Les banques commerciales françaises cotées sont valorisées par le marché à la moitié de leurs fonds propres. Ce niveau désespérant est très inférieur à celui des banques américaines, mais est également inférieur à celui des autres banques de la zone euro. Il y a là à la fois une dimension conjoncturelle, un aspect réglementaire et des traits spécifiques au marché français.,

En effet, la zone euro connaît une faible croissance économique depuis la crise financière de 2008, surtout au regard des États-Unis. Ceci ne favorise pas la situation financière de ses banques. Entre 2010 et 2023, le PIB des États-Unis a crû de plus d’un tiers, alors que celle de la zone euro s’établissait à 18 %. Et le proche futur semble ne rien laisser présager de changement : l’OCDE prévoit une croissance des États-Unis de respectivement de 2,7 % et 2,1 % en 2025 et 2026 quand les chiffres sont de 1 % et 1,4 % en zone euro. Le découplage économique semble devoir encore s’agrandir pour des raisons géopolitiques : accès à l’énergie, guerre en Ukraine et retard sur les nouvelles technologies.

Le graphique qui suit l’illustre parfaitement. Il met en évidence la relation positive classique entre la rentabilité des fonds propres ou ROE et le ratio Price-to-Book, rapportant la valeur boursière des fonds propres à leur valeur au bilan. La bonne rentabilité d’une banque se manifeste sur les deux indicateurs. Mais on voit sur le graphique à quel point les banques américaines de l’échantillon surclassent les grandes banques européennes.

 

Les exigences de capital réglementaire de la BCE, plus lourdes que celles qui pèsent sur les banques étatsuniennes accroissent encore le retard des banques européennes alors que le projet d’union bancaire est encore dans les limbes. La mise en place de Bâle III au 1er janvier 2025 aggrave encore le différentiel réglementaire car les États-Unis et la City de Londres repoussent son application de plusieurs années.

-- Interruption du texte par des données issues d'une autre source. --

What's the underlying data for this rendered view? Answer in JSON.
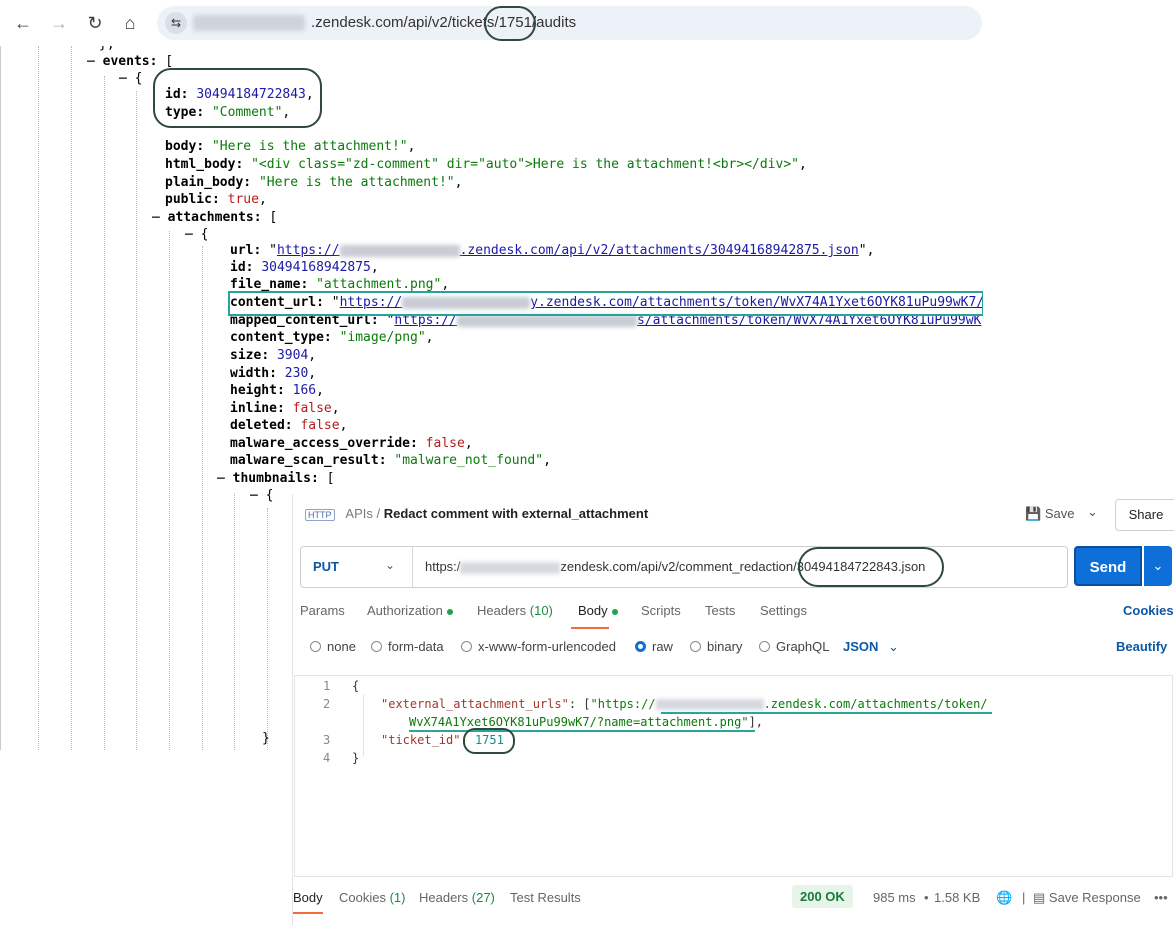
{
  "browser": {
    "url_visible": ".zendesk.com/api/v2/tickets/1751/audits",
    "back_icon": "←",
    "forward_icon": "→",
    "reload_icon": "↻",
    "home_icon": "⌂",
    "site_info_icon": "⇆"
  },
  "json_view": {
    "lines": {
      "events_key": "events",
      "id_key": "id",
      "id_value": "30494184722843",
      "type_key": "type",
      "type_value": "\"Comment\"",
      "body_key": "body",
      "body_value": "\"Here is the attachment!\"",
      "html_body_key": "html_body",
      "html_body_value": "\"<div class=\"zd-comment\" dir=\"auto\">Here is the attachment!<br></div>\"",
      "plain_body_key": "plain_body",
      "plain_body_value": "\"Here is the attachment!\"",
      "public_key": "public",
      "public_value": "true",
      "attachments_key": "attachments",
      "url_key": "url",
      "url_value_suffix": ".zendesk.com/api/v2/attachments/30494168942875.json",
      "url_value_prefix": "https://",
      "att_id_key": "id",
      "att_id_value": "30494168942875",
      "file_name_key": "file_name",
      "file_name_value": "\"attachment.png\"",
      "content_url_key": "content_url",
      "content_url_prefix": "https://",
      "content_url_suffix": "y.zendesk.com/attachments/token/WvX74A1Yxet6OYK81uPu99wK7/?",
      "mapped_content_url_key": "mapped_content_url",
      "mapped_content_url_prefix": "https://",
      "mapped_content_url_suffix": "s/attachments/token/WvX74A1Yxet6OYK81uPu99wK",
      "content_type_key": "content_type",
      "content_type_value": "\"image/png\"",
      "size_key": "size",
      "size_value": "3904",
      "width_key": "width",
      "width_value": "230",
      "height_key": "height",
      "height_value": "166",
      "inline_key": "inline",
      "inline_value": "false",
      "deleted_key": "deleted",
      "deleted_value": "false",
      "malware_access_override_key": "malware_access_override",
      "malware_access_override_value": "false",
      "malware_scan_result_key": "malware_scan_result",
      "malware_scan_result_value": "\"malware_not_found\"",
      "thumbnails_key": "thumbnails"
    }
  },
  "postman": {
    "breadcrumb_icon": "HTTP",
    "breadcrumb_parent": "APIs",
    "breadcrumb_sep": "/",
    "request_name": "Redact comment with external_attachment",
    "save_label": "Save",
    "share_label": "Share",
    "method": "PUT",
    "url_prefix": "https:/",
    "url_middle": "zendesk.com/api/v2/comment_redaction",
    "url_suffix": "/30494184722843.json",
    "send_label": "Send",
    "tabs": [
      {
        "label": "Params"
      },
      {
        "label": "Authorization"
      },
      {
        "label": "Headers",
        "count": "(10)"
      },
      {
        "label": "Body"
      },
      {
        "label": "Scripts"
      },
      {
        "label": "Tests"
      },
      {
        "label": "Settings"
      }
    ],
    "cookies_label": "Cookies",
    "body_modes": [
      "none",
      "form-data",
      "x-www-form-urlencoded",
      "raw",
      "binary",
      "GraphQL"
    ],
    "format_label": "JSON",
    "beautify_label": "Beautify",
    "editor": {
      "line_numbers": [
        "1",
        "2",
        "3",
        "4"
      ],
      "open_brace": "{",
      "close_brace": "}",
      "key1": "\"external_attachment_urls\"",
      "url_part1": "\"https://",
      "url_part2": ".zendesk.com/attachments/token/",
      "url_part3": "WvX74A1Yxet6OYK81uPu99wK7/?name=attachment.png",
      "key2": "\"ticket_id\"",
      "ticket_id_value": "1751"
    },
    "footer": {
      "tabs": [
        {
          "label": "Body"
        },
        {
          "label": "Cookies",
          "count": "(1)"
        },
        {
          "label": "Headers",
          "count": "(27)"
        },
        {
          "label": "Test Results"
        }
      ],
      "status": "200 OK",
      "time": "985 ms",
      "size": "1.58 KB",
      "save_response_label": "Save Response",
      "more_icon": "•••"
    }
  }
}
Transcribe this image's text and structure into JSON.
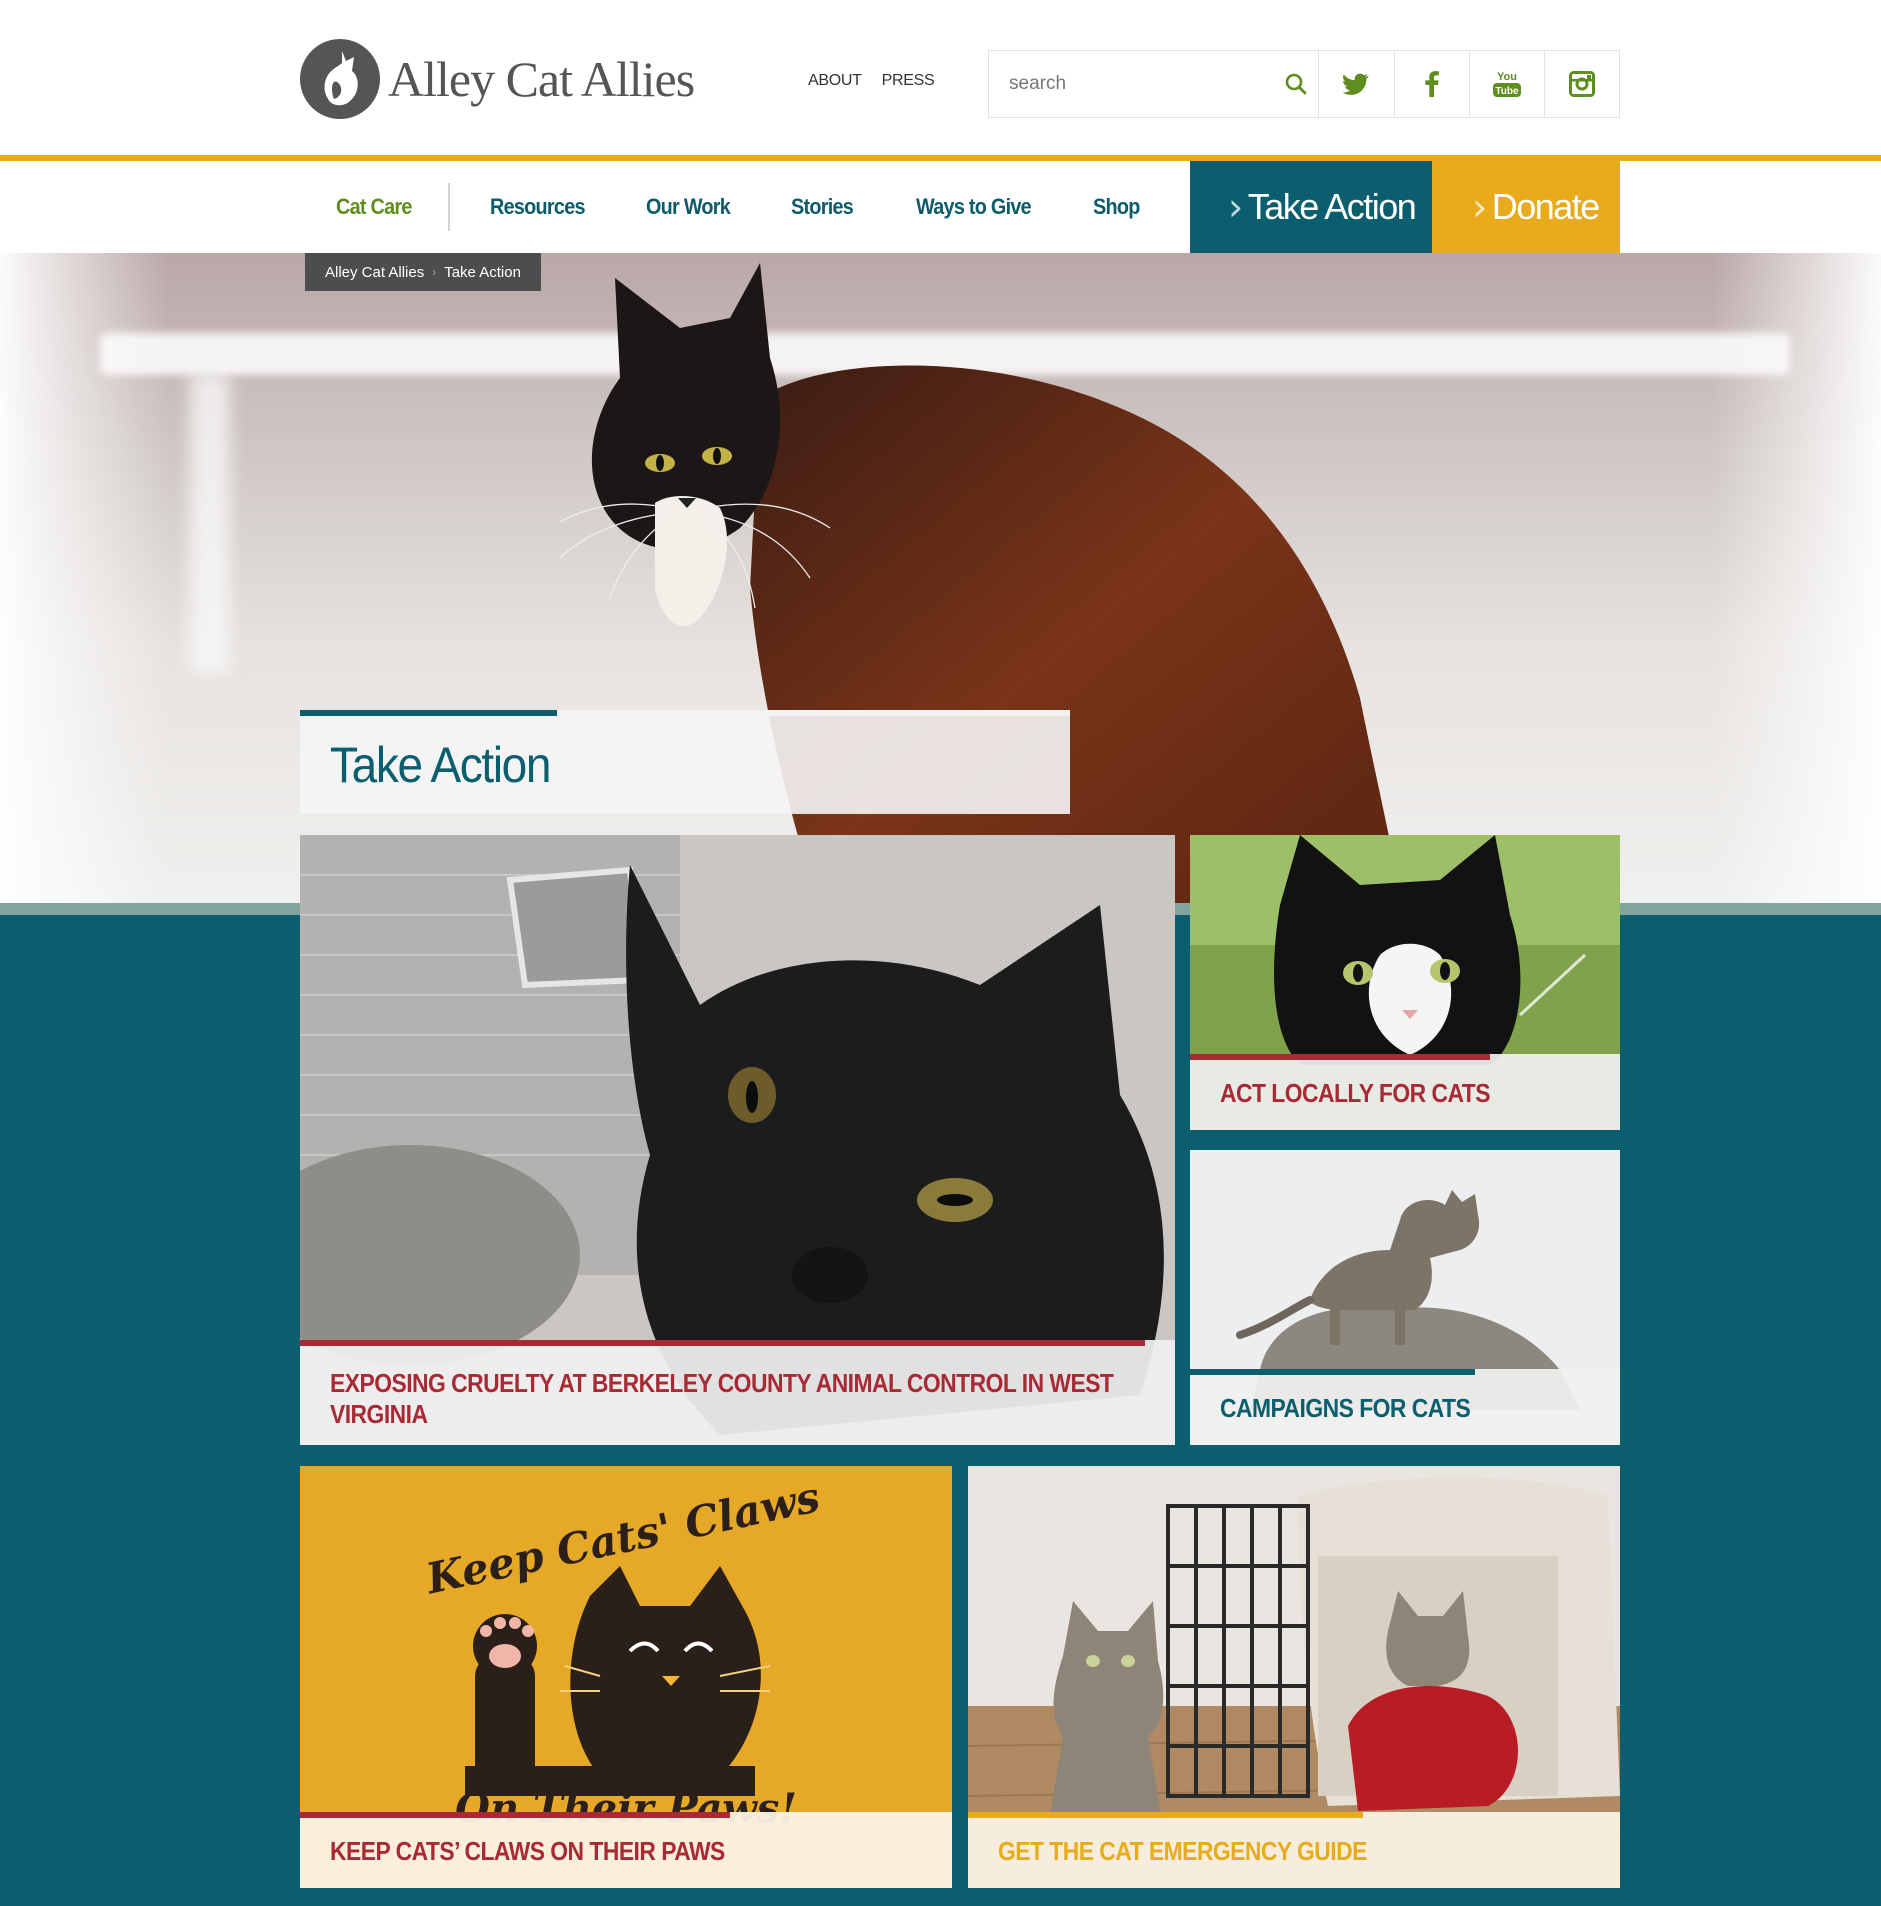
{
  "header": {
    "logo_text": "Alley Cat Allies",
    "top_links": [
      "ABOUT",
      "PRESS"
    ],
    "search_placeholder": "search",
    "social": [
      "twitter-icon",
      "facebook-icon",
      "youtube-icon",
      "instagram-icon"
    ]
  },
  "nav": {
    "items": [
      "Cat Care",
      "Resources",
      "Our Work",
      "Stories",
      "Ways to Give",
      "Shop"
    ],
    "take_action": "Take Action",
    "donate": "Donate"
  },
  "breadcrumb": {
    "home": "Alley Cat Allies",
    "current": "Take Action"
  },
  "hero": {
    "title": "Take Action"
  },
  "cards": [
    {
      "title": "EXPOSING CRUELTY AT BERKELEY COUNTY ANIMAL CONTROL IN WEST VIRGINIA"
    },
    {
      "title": "ACT LOCALLY FOR CATS"
    },
    {
      "title": "CAMPAIGNS FOR CATS"
    },
    {
      "title": "KEEP CATS’ CLAWS ON THEIR PAWS",
      "art_top": "Keep Cats' Claws",
      "art_bottom": "On Their Paws!"
    },
    {
      "title": "GET THE CAT EMERGENCY GUIDE"
    }
  ],
  "colors": {
    "teal": "#0b5e6e",
    "gold": "#e8ab1b",
    "green": "#5f8d1f",
    "red": "#a82a35"
  }
}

La valorisation boursière des banques cotées de la zone euro porte logiquement les conséquences de cet environnement peu porteur : la capitalisation des quatre premières banques était équivalente à celle de la première banque américaine en 2010, mais n’en représente plus que 40 % aujourd’hui.

Et vient le cas français en particulier. Le marché bancaire souffre ici, bien plus que dans les autres pays, de la pratique des taux fixes pour les crédits. Les crédits immobiliers constituent dans les bilans des banques françaises l’équivalent d’un considérable portefeuille obligataire à taux fixe ayant une duration élevée. Lorsque les taux montent, ce portefeuille se dévalorise. En cas de baisse des taux, à l’inverse, il ne se revalorise pas symétriquement car les emprunteurs ont le droit de rembourser par anticipation ou de renégocier le taux et les commissions liées aux remboursements anticipés ou aux renégociations sont loin de compenser.

Ainsi, la baisse récente des taux dans la zone euro a pu largement bénéficier aux banques européennes, à l’exception des banques françaises. La gestion de ce risque impose une anticipation des évolutions de taux…, c’est-à-dire de la spéculation en quelque sorte, dont on a pu constater les conséquences logiquement différentes sur chacun des groupes bancaires français

Dernier point, concernant uniquement les banques françaises cotées. Olivier Sampieri, partenaire au Boston Consulting Group, souligne que la France est le seul pays développé où la part du marché bancaire des banques mutualistes est supérieure à 50 % : soit 68,8 % en 2023, et en croissance de 3 points entre 2018 et 2023. Les banques commerciales cotées ne détiennent plus, selon ses évaluations, qu’un quart du marché en 2023 : la Société Générale détient 13,2 %, la BNPP, 11,2 %.

Signe des difficultés de concurrence, les banques étrangères ont toutes abandonné le marché français : HSBC a récemment dû payer pour se séparer du CCF. La raison de cette évolution, inquiétante à terme, est claire mais peu évoquée dans le débat public : les banques mutualistes françaises bénéficient d’avantages significatifs liés à leur statut au détriment des banques commerciales. Les banques mutualistes ne rémunèrent pas (ou si peu !) leur capital, elles ne peuvent faire l’objet d’une prise de contrôle par une banque commerciale alors que l’inverse est possible. Enfin, leur gouvernance est peu claire, même aux yeux de la BCE qui ne peut exercer facilement son contrôle sur les multiples établissements indépendants qui composent les groupes mutualistes. L’un des groupes mutualistes peut ainsi maintenir deux réseaux nationaux concurrents sans subir de pression pour rationaliser son dispositif.

La très faible valorisation des deux banques commerciales françaises par le marché a donc des raisons objectives et les perspectives d’amélioration sont faibles dans l’environnement déprimé que connaît l’économie du pays.